A group of Roman Catholics are dipping their feet in the Emerging Church pool, joining a conversation that has long drawn the interest of Protestants and Evangelicals.
While the Emerging Church has been hotly debated among Evangelicals, some of whom are staunch critics, the term “emerging” is far less known within Catholicism. Equally as unknown and confusing even among Evangelicals is the term “emergent”, which some use interchangeably with “emerging” and others have distinguished as a segment of a wider Emerging Church movement.
With that, there is "no natural resistance" to the Emerging Church, according to Fr Richard Rohr, a Franciscan priest of the New Mexico province.
"It is just an intriguing concept to many Catholics," he noted.
Today, Rohr is in conversations with Brian McLaren, one of the better known speakers of the Emergent Church, and is preparing to host an event next week around issues of the Emerging Church.
It is expected to be the first time Roman Catholics have ever hosted such an event.
The three-day conference, which begins on March 20, is sold out with nearly 1,000 people from a broad spectrum of Christian faiths signed up to attend.
With Catholics just entering the Emerging Church conversation, Rohr says the conference is "no more than an opening of a very new and wonderful door".
"We have no goal in sight now, except the excited conversation itself," he said. "There is a post conference, with those who want to talk about ‘Where do we go from here?’"
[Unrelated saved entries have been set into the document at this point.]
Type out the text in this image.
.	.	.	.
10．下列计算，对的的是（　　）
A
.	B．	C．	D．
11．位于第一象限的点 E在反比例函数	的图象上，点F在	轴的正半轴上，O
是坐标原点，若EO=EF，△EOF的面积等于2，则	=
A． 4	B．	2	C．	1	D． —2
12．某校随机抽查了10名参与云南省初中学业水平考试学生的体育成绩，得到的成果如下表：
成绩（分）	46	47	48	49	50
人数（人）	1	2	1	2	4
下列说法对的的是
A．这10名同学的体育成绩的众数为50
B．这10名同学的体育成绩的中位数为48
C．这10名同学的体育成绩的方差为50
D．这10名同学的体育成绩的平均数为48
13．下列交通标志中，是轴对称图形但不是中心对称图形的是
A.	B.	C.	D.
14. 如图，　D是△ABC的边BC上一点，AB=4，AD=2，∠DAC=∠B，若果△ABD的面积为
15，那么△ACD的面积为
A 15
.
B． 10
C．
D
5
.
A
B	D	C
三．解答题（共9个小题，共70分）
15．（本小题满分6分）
According to McLaren, the emergent (or emerging) conservation sprung up over ten years ago when a number of young leaders, most of them evangelical, came together to discuss their struggles, issues, questions, challenges, and discoveries – many of them relating to a shift from modern colonial faith to a postmodern and postcolonial faith. Similar conversations were springing up among mainline Protestants and other Christians, with Catholics being the most recent faith group to participate.
Though some have labeled it a movement, McLaren prefers to call the Emergent or Emerging Church a conversation, saying that it is still in its "embryonic stages" and just part of a larger movement that is coming together.